Sources of funding: Danish Heart Foundation and Sygekassernes Helsefond.

For article reprint: Dr. H.R. Andersen, Department of Cardiology, Skejby Sygehus, Aarhus University Hospital, 8200 Aarhus N, Denmark. FAX 45-8942-1109.

*Andersen HR, Thuesen L, Bagger JP, Vesterlund T, Thomsen PE. Lancet. 1994;344:1523-8.

†Based on survival analysis.


Table. Atrial pacing vs ventricular pacing for the sick-sinus syndrome†

Mortality Atrial pacing EER Ventricular CER RRR (95% CI) ARR |EER-CER| NNT (CI)
All-cause 35.5% 49.6% 28.5% (2.7 to 47.9) 14.1% 7 (4 to 84)
Cardiovascular 17.3% 33.9% 49.1% (18.5 to 68.6) 16.6% 6 (4 to 19)

†Abbreviations defined in Glossary; RRR, ARR, NNT, and CI calculated from data in article, based on final proportions.


Commentary

Providing further follow-up on their previous study (1), Andersen and colleagues report reduced mortality and morbidity associated with atrial pacing compared with ventricular pacing.

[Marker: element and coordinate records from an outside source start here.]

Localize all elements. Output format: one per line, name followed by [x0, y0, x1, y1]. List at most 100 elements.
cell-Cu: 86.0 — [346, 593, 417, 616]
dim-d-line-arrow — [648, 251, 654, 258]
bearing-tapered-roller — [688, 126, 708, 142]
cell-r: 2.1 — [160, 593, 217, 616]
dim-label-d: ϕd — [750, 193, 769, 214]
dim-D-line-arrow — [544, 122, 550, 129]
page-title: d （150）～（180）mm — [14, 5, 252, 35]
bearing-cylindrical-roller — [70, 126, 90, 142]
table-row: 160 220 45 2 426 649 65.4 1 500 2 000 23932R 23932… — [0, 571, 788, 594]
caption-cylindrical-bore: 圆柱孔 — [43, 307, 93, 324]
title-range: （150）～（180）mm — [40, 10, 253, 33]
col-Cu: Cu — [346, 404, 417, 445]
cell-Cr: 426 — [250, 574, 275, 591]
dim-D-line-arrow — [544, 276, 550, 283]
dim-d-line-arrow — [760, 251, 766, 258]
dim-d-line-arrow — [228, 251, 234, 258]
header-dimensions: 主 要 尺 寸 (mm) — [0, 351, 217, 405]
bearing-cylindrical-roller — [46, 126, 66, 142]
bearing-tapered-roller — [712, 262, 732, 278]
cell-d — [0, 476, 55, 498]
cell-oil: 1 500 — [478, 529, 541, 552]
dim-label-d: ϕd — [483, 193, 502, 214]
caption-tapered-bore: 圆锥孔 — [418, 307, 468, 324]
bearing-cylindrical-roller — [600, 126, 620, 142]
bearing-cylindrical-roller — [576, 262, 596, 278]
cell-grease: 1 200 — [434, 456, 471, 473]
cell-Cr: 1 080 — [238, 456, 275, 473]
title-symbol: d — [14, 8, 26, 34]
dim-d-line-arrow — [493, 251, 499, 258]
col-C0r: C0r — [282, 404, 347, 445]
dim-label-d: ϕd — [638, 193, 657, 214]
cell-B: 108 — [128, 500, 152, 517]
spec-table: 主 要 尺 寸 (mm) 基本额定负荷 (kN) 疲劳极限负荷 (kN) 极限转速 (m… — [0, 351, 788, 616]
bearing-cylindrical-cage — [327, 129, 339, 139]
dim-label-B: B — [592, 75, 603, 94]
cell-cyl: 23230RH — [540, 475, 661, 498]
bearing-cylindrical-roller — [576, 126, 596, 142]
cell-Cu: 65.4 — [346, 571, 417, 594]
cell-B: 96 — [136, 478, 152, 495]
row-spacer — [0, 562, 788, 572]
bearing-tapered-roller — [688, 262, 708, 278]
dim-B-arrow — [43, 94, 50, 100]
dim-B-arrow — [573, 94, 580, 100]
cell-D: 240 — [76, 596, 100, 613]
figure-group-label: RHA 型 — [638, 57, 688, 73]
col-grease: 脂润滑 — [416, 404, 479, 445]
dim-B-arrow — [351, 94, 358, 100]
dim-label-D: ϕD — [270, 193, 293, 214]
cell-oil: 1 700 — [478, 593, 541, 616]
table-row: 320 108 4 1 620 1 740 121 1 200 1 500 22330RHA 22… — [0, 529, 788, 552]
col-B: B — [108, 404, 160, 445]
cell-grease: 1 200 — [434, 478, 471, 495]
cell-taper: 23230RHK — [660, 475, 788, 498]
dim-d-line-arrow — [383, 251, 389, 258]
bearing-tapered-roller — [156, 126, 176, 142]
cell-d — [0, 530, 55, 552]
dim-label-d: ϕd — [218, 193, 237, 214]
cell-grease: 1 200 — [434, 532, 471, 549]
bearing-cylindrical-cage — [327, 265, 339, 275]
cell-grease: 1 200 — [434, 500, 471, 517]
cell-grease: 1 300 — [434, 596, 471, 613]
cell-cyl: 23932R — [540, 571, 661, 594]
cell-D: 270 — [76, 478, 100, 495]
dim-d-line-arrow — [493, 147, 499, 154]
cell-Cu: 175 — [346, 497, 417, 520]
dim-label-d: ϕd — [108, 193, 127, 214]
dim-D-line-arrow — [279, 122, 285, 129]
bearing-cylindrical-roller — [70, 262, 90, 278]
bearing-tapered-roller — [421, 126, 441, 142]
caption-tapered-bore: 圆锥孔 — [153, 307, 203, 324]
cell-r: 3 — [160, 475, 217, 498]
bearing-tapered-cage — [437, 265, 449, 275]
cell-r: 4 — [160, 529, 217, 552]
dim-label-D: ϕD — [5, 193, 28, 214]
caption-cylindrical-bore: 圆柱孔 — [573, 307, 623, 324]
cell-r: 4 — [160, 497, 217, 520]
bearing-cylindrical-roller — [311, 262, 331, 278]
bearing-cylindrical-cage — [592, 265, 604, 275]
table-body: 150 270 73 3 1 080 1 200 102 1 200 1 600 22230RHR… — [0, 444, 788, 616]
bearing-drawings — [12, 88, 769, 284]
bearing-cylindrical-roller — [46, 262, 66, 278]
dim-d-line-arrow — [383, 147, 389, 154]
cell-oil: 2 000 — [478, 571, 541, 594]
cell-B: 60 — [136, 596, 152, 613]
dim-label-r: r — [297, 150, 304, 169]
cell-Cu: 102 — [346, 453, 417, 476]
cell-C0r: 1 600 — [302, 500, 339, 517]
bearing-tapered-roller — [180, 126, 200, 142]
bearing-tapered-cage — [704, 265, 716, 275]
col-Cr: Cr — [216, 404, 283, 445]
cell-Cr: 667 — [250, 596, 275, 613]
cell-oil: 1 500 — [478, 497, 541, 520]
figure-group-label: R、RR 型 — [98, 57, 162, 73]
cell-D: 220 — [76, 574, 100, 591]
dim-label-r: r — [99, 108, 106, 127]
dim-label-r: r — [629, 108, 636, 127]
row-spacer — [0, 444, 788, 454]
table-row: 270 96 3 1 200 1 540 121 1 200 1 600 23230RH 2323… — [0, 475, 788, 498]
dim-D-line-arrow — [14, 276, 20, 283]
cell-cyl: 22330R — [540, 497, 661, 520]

The sick-sinus syndrome is a cause of paroxysmal AF. Electrical stabilization of the atria and avoidance of retrograde ventriculoatrial conduction probably explain the reduction in AF. This reduction, in turn, leads to less heart failure and thromboembolism. The reduction in heart failure could reflect preserved atrioventricular synchrony and atrial systole because atrial systole may account for 20% to 30% of stroke volume in elderly patients and in patients with diastolic dysfunction. The benefits of reducing heart failure are apparent in this study and are particularly important for elderly patients who often have cardiovascular comorbid conditions.

A hypercoagulable state may be related to intra-atrial stasis consequent on ventricular pacing and the association with AF per se; the avoidance of this by using atrial pacing reduces thromboembolic risk (2).

The study by Andersen and colleagues firmly establishes the role of atrial pacing in patients with the sick-sinus syndrome, and such patients referred for pacemakers should receive the procedure. Some may argue that only 20% of the patients screened were randomized and thus question the generalizability of the results. Nevertheless, the selection of appropriate patients with the sick-sinus syndrome was based on stringent inclusion criteria. The future role of the atrial defibrillator in reducing paroxysmal AF and atrioventricular nodal modification may result in less AF but is less likely to confer the other benefits of pacemaker therapy.

Gregory Y.H. Lip, MD
University Department of Medicine City HospitalBirmingham, England, UK


References

1. Andersen HR, Thuesen L, Bagger JP, Vesterlund T, Thomsen PE. Prospective randomised trial of atrial versus ventricular pacing in sick-sinus syndrome. Lancet. 1994;344:1523-8.

2. Gibbs C, Blann AD, Lip GY. Thromboembolic risk and pacemakers. Lancet. 1997;350:1780-1.